Thursday, January 17, 2008

Every Good and Perfect Gift

Life, in all its forms and approaches, is always precious but not always easy. Author Sharon Souza digs into some difficult issues - infertility and Alzheimer's - in her new book, Every Good and Perfect Gift.

Enjoy an interview with Sharon:

Your debut novel Every Good & Perfect Gift is releasing this month from Nav Press. Can you tell us a little about the book?

DeeDee and Gabby have been friends since the sixth grade, when headstrong and courageous DeeDee began mapping out their lives. But after twenty years with her husband DeeDee changes her plan. Nearing forty years old, she wants a baby - now! Two years of infertility, prayers, and outrageous behavior finally results in the birth of DeeDee's demand.

Gabby is present for all of it, noting the increasingly strange behavior of her lifelong friend after the baby's birth. Then comes a diagnosis that threatens to shatter their world. Gabby must find the strength and faith to carry DeeDee and herself through the dark unknown, but is she up for it?

What inspired you to write Every Good & Perfect Gift?

I wanted to write a book about a "Jonathan and David" type friendship between two women, knowing that I was ultimately going to tell the story of a young woman who is diagnosed with Early Onset Alzheimer's. I have a close friend who, at the age of 42, began to exhibit many of the symptoms portrayed in the book. Since completing the book I've learned that another close friend has been diagnosed with EOA. What are the odds?

In determining what course the friendship between Gabby and DeeDee would take, I asked myself: What is the greatest way one woman can express friendship to another? The answer: By helping her have a child if she's unable to, which one character is willing to do if it comes to that.

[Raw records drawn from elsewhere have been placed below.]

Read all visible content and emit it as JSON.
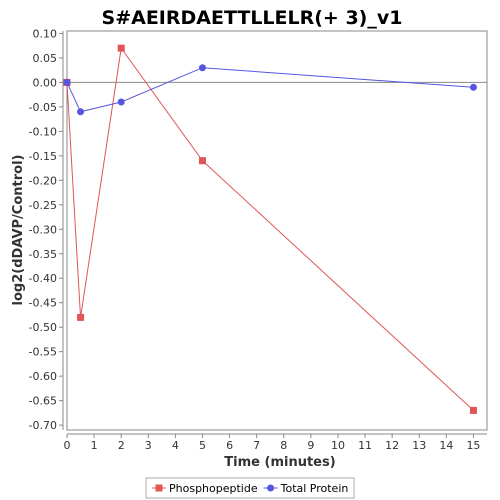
{
  "chart_data": {
    "type": "line",
    "title": "S#AEIRDAETTLLELR(+ 3)_v1",
    "xlabel": "Time (minutes)",
    "ylabel": "log2(dDAVP/Control)",
    "xlim": [
      0,
      15.5
    ],
    "ylim": [
      -0.71,
      0.105
    ],
    "x_ticks": [
      0,
      1,
      2,
      3,
      4,
      5,
      6,
      7,
      8,
      9,
      10,
      11,
      12,
      13,
      14,
      15
    ],
    "y_ticks": [
      0.1,
      0.05,
      0.0,
      -0.05,
      -0.1,
      -0.15,
      -0.2,
      -0.25,
      -0.3,
      -0.35,
      -0.4,
      -0.45,
      -0.5,
      -0.55,
      -0.6,
      -0.65,
      -0.7
    ],
    "x_tick_labels": [
      "0",
      "1",
      "2",
      "3",
      "4",
      "5",
      "6",
      "7",
      "8",
      "9",
      "10",
      "11",
      "12",
      "13",
      "14",
      "15"
    ],
    "y_tick_labels": [
      "0.10",
      "0.05",
      "0.00",
      "-0.05",
      "-0.10",
      "-0.15",
      "-0.20",
      "-0.25",
      "-0.30",
      "-0.35",
      "-0.40",
      "-0.45",
      "-0.50",
      "-0.55",
      "-0.60",
      "-0.65",
      "-0.70"
    ],
    "zero_line": true,
    "grid": false,
    "legend_position": "bottom",
    "series": [
      {
        "name": "Phosphopeptide",
        "color": "#e05555",
        "marker": "square",
        "x": [
          0,
          0.5,
          2,
          5,
          15
        ],
        "y": [
          0.0,
          -0.48,
          0.07,
          -0.16,
          -0.67
        ]
      },
      {
        "name": "Total Protein",
        "color": "#5555e0",
        "marker": "circle",
        "x": [
          0,
          0.5,
          2,
          5,
          15
        ],
        "y": [
          0.0,
          -0.06,
          -0.04,
          0.03,
          -0.01
        ]
      }
    ]
  }
}
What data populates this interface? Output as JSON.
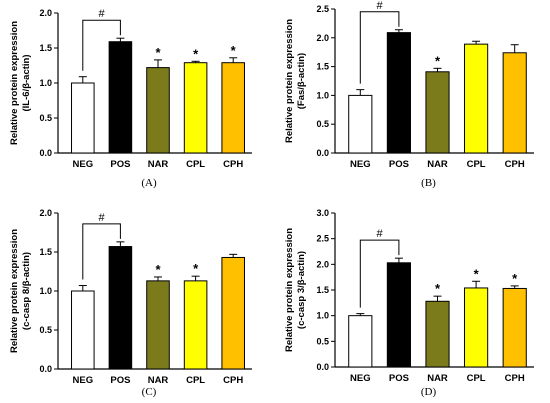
{
  "figure": {
    "colors": {
      "NEG": "#ffffff",
      "POS": "#000000",
      "NAR": "#7b7b1c",
      "CPL": "#ffff00",
      "CPH": "#ffc000"
    }
  },
  "chart_data": [
    {
      "type": "bar",
      "panel_label": "(A)",
      "ylabel_line1": "Relative protein expression",
      "ylabel_line2": "(IL-6/β-actin)",
      "categories": [
        "NEG",
        "POS",
        "NAR",
        "CPL",
        "CPH"
      ],
      "values": [
        1.0,
        1.59,
        1.22,
        1.29,
        1.29
      ],
      "errors": [
        0.09,
        0.05,
        0.11,
        0.02,
        0.07
      ],
      "ylim": [
        0,
        2.0
      ],
      "yticks": [
        "0.0",
        "0.5",
        "1.0",
        "1.5",
        "2.0"
      ],
      "ytick_values": [
        0,
        0.5,
        1.0,
        1.5,
        2.0
      ],
      "significance": [
        "",
        "",
        "*",
        "*",
        "*"
      ],
      "comparison_mark": "#"
    },
    {
      "type": "bar",
      "panel_label": "(B)",
      "ylabel_line1": "Relative protein expression",
      "ylabel_line2": "(Fas/β-actin)",
      "categories": [
        "NEG",
        "POS",
        "NAR",
        "CPL",
        "CPH"
      ],
      "values": [
        1.0,
        2.09,
        1.41,
        1.89,
        1.74
      ],
      "errors": [
        0.1,
        0.05,
        0.06,
        0.05,
        0.14
      ],
      "ylim": [
        0,
        2.5
      ],
      "yticks": [
        "0.0",
        "0.5",
        "1.0",
        "1.5",
        "2.0",
        "2.5"
      ],
      "ytick_values": [
        0,
        0.5,
        1.0,
        1.5,
        2.0,
        2.5
      ],
      "significance": [
        "",
        "",
        "*",
        "",
        ""
      ],
      "comparison_mark": "#"
    },
    {
      "type": "bar",
      "panel_label": "(C)",
      "ylabel_line1": "Relative protein expression",
      "ylabel_line2": "(c-casp 8/β-actin)",
      "categories": [
        "NEG",
        "POS",
        "NAR",
        "CPL",
        "CPH"
      ],
      "values": [
        1.0,
        1.57,
        1.13,
        1.13,
        1.43
      ],
      "errors": [
        0.07,
        0.06,
        0.05,
        0.06,
        0.04
      ],
      "ylim": [
        0,
        2.0
      ],
      "yticks": [
        "0.0",
        "0.5",
        "1.0",
        "1.5",
        "2.0"
      ],
      "ytick_values": [
        0,
        0.5,
        1.0,
        1.5,
        2.0
      ],
      "significance": [
        "",
        "",
        "*",
        "*",
        ""
      ],
      "comparison_mark": "#"
    },
    {
      "type": "bar",
      "panel_label": "(D)",
      "ylabel_line1": "Relative protein expression",
      "ylabel_line2": "(c-casp 3/β-actin)",
      "categories": [
        "NEG",
        "POS",
        "NAR",
        "CPL",
        "CPH"
      ],
      "values": [
        1.0,
        2.03,
        1.28,
        1.54,
        1.53
      ],
      "errors": [
        0.04,
        0.09,
        0.1,
        0.13,
        0.05
      ],
      "ylim": [
        0,
        3.0
      ],
      "yticks": [
        "0.0",
        "0.5",
        "1.0",
        "1.5",
        "2.0",
        "2.5",
        "3.0"
      ],
      "ytick_values": [
        0,
        0.5,
        1.0,
        1.5,
        2.0,
        2.5,
        3.0
      ],
      "significance": [
        "",
        "",
        "*",
        "*",
        "*"
      ],
      "comparison_mark": "#"
    }
  ]
}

You've incorporated two major issues in Every Good & Perfect Gift: infertility and Early Onset Alzheimer's. Why not focus on one or the other? Why both?

The theme of Gift is extraordinary friendship. The foundation for the friendship is established between the characters in their childhood, tested through the issue of infertility, and exemplified through catastrophic illness. Infertility was the catalyst to get to that level of friendship expressed because of the illness. One character's growth was accomplished because of infertility, while the other character's growth came as a result of the Alzheimer's.

Why did you use humor to tell a story with such serious issues?

It's exactly because the issues are so serious that I chose humor to tell the story. Our life experiences are heavy enough without adding to them as we read for pleasure. That's not to say there aren't serious moments in the book, but hopefully the reader is buoyed by the lighter sections, rather than overloaded with the weightier ones.